Carrie, la vengeance, c’est l’histoire d’une ado de seize ans extrêmement réservée, élevée dans la foi chrétienne un brin excessive de sa mère, qui lui a tout caché de ce qui peut avoir un rapport avec la sexualité. C’est donc tout sauf sereinement qu’elle réagit lorsqu’elle a ses règles pour la première fois, alors qu’elle prend sa douche après un cours de gym (c’est ballot, mais bon on choisit pas). Paniquée, elle court chercher de l’aide auprès des autres filles de sa classe, qui se moquent d’elle, l’humiliant sévèrement en lui jetant des tampons et en filmant toute la scène. Carrie est alors secourue par Miss Desjardin, sa prof de gym, qui décide de la prendre sous son aile. Alors commencent les conflits entre Carrie et sa mère, de qui elle remet les croyances morbides en question, pendant que les épisodes d’humiliation tournent au harcèlement. Mais l’adolescente va se découvrir un don pour la télékinésie, qu’elle va apprendre à utiliser. C’est à ce moment là qu’on comprend qu’on s’est fait spoiler le film par le titre.
Bon, on ne va pas se mentir: on n’est pas face à un chef-d’oeuvre. Les personnages sont globalement caricaturaux, les effets spéciaux sont franchement bof et la fin est à classer dans la catégorie “débile”. La palme de plomb revient à tout à fait inutile scène répétée du seau se renversant sur Carrie (3 fois, et au ralenti) et aux pierres rondes qui tombent de partout lorsque la maison s’écroule et dont on se demande quand même d’où elles peuvent bien venir (ou alors la maison est construite avec de très gros galets). Et si le film propose une certaine esthétique du sang, intéressante, elle est soutenue par des scènes-prétextes parfois inutiles qui donnent au propos du film un ton excessif et maladroit.
Mais une fois passées ces premières impressions, une fois qu’on accepte les défauts de ce qui reste une production assez violente à destination des ados (ce qui implique que tout ait l’air caricatural, de l’attitude des personnages jusqu’aux décors, comme si on s’adressait à des crétins), le film sait créer des moments qui font entrer en empathie avec ses protagonistes, donnant ainsi de l’importance aux différents enjeux.
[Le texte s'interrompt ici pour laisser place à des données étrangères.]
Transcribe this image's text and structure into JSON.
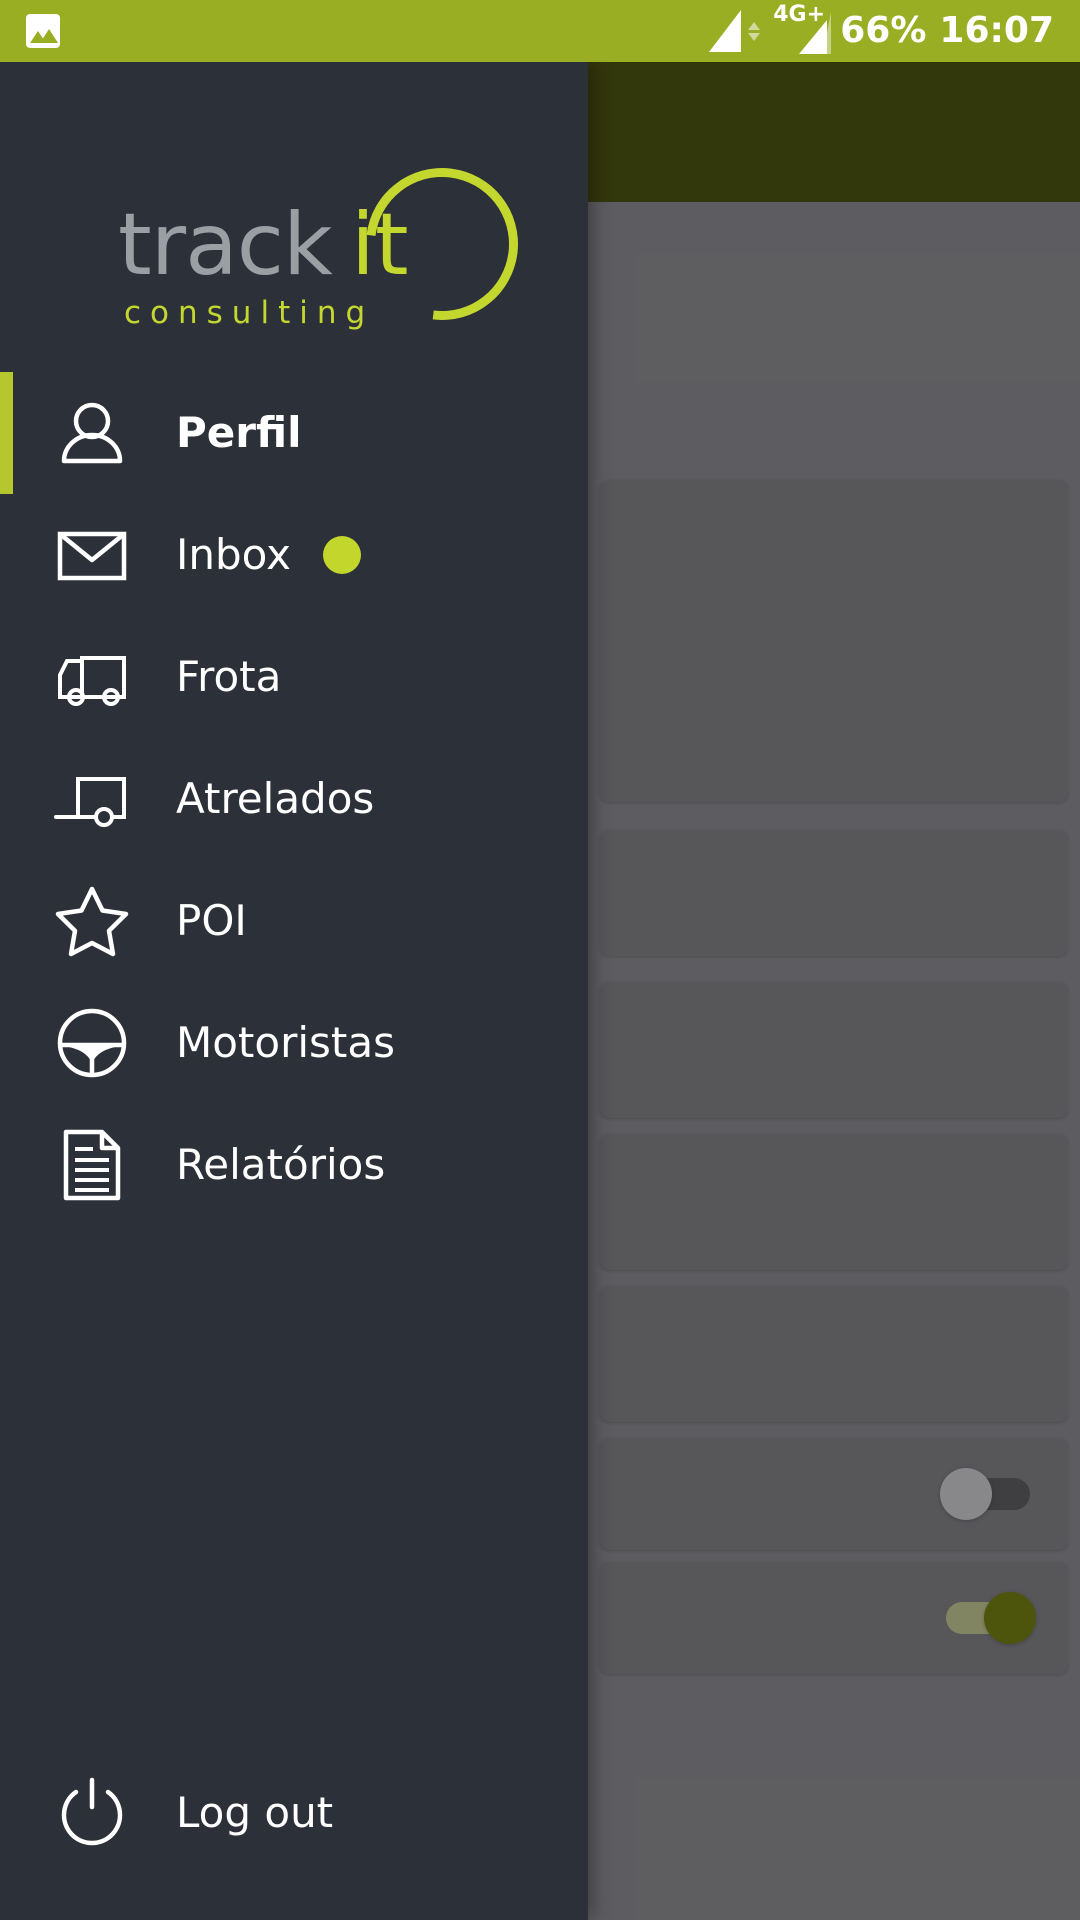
{
  "status_bar": {
    "background_color": "#9aae23",
    "left_icons": [
      {
        "name": "image-icon",
        "label": ""
      }
    ],
    "network_label": "4G+",
    "battery_percent": "66%",
    "time": "16:07"
  },
  "drawer": {
    "background_color": "#2c3039",
    "accent_color": "#c4d72e",
    "logo": {
      "word_primary": "track",
      "word_accent": "it",
      "subtitle": "consulting",
      "primary_color": "#9b9ea3",
      "accent_color": "#c4d72e"
    },
    "items": [
      {
        "label": "Perfil",
        "icon": "person-icon",
        "active": true,
        "badge": false
      },
      {
        "label": "Inbox",
        "icon": "envelope-icon",
        "active": false,
        "badge": true
      },
      {
        "label": "Frota",
        "icon": "truck-icon",
        "active": false,
        "badge": false
      },
      {
        "label": "Atrelados",
        "icon": "trailer-icon",
        "active": false,
        "badge": false
      },
      {
        "label": "POI",
        "icon": "star-icon",
        "active": false,
        "badge": false
      },
      {
        "label": "Motoristas",
        "icon": "steering-wheel-icon",
        "active": false,
        "badge": false
      },
      {
        "label": "Relatórios",
        "icon": "document-icon",
        "active": false,
        "badge": false
      }
    ],
    "logout": {
      "label": "Log out",
      "icon": "power-icon"
    },
    "badge_color": "#c2d62b",
    "active_indicator_color": "#b5c72d"
  },
  "background_app": {
    "appbar_color": "#4a4f12",
    "surface_color": "#86868b",
    "card_color": "#7d7d82",
    "toggles": [
      {
        "state": "off",
        "track_color": "#5b5b5f",
        "knob_color": "#c3c3c6"
      },
      {
        "state": "on",
        "track_color": "#b9bf8d",
        "knob_color": "#6d7a11"
      }
    ]
  }
}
On suit donc avec un certain intérêt l’évolution de l’histoire, on se prend de pitié et de sympathie pour la malheureuse adolescente, dont on comprend les luttes intérieures et à qui l’on souhaite paternellement de pouvoir trouver un chemin plus agréable. La prise de conscience et la maîtrise progressive de ses pouvoirs est plutôt bien amenée, même si l’on pourrait s’étonner qu’une bibliothèque de lycée dispose de tant de littérature sur le sujet. Plus globalement, et c’est pourtant ce qui me manque généralement dans les films de ce genre, les personnages sont suffisamment bien construits pour que leurs réactions semblent logiques et puissent apporter du crédit aux différentes situations. Dans l’ensemble, l’histoire est plutôt prenante (bon après c’est du Stephen King) et la transposition dans les années 2010 est réussie et crée des enjeux avec l’intégration du smartphone notamment (SMS, vidéo, cyberbully).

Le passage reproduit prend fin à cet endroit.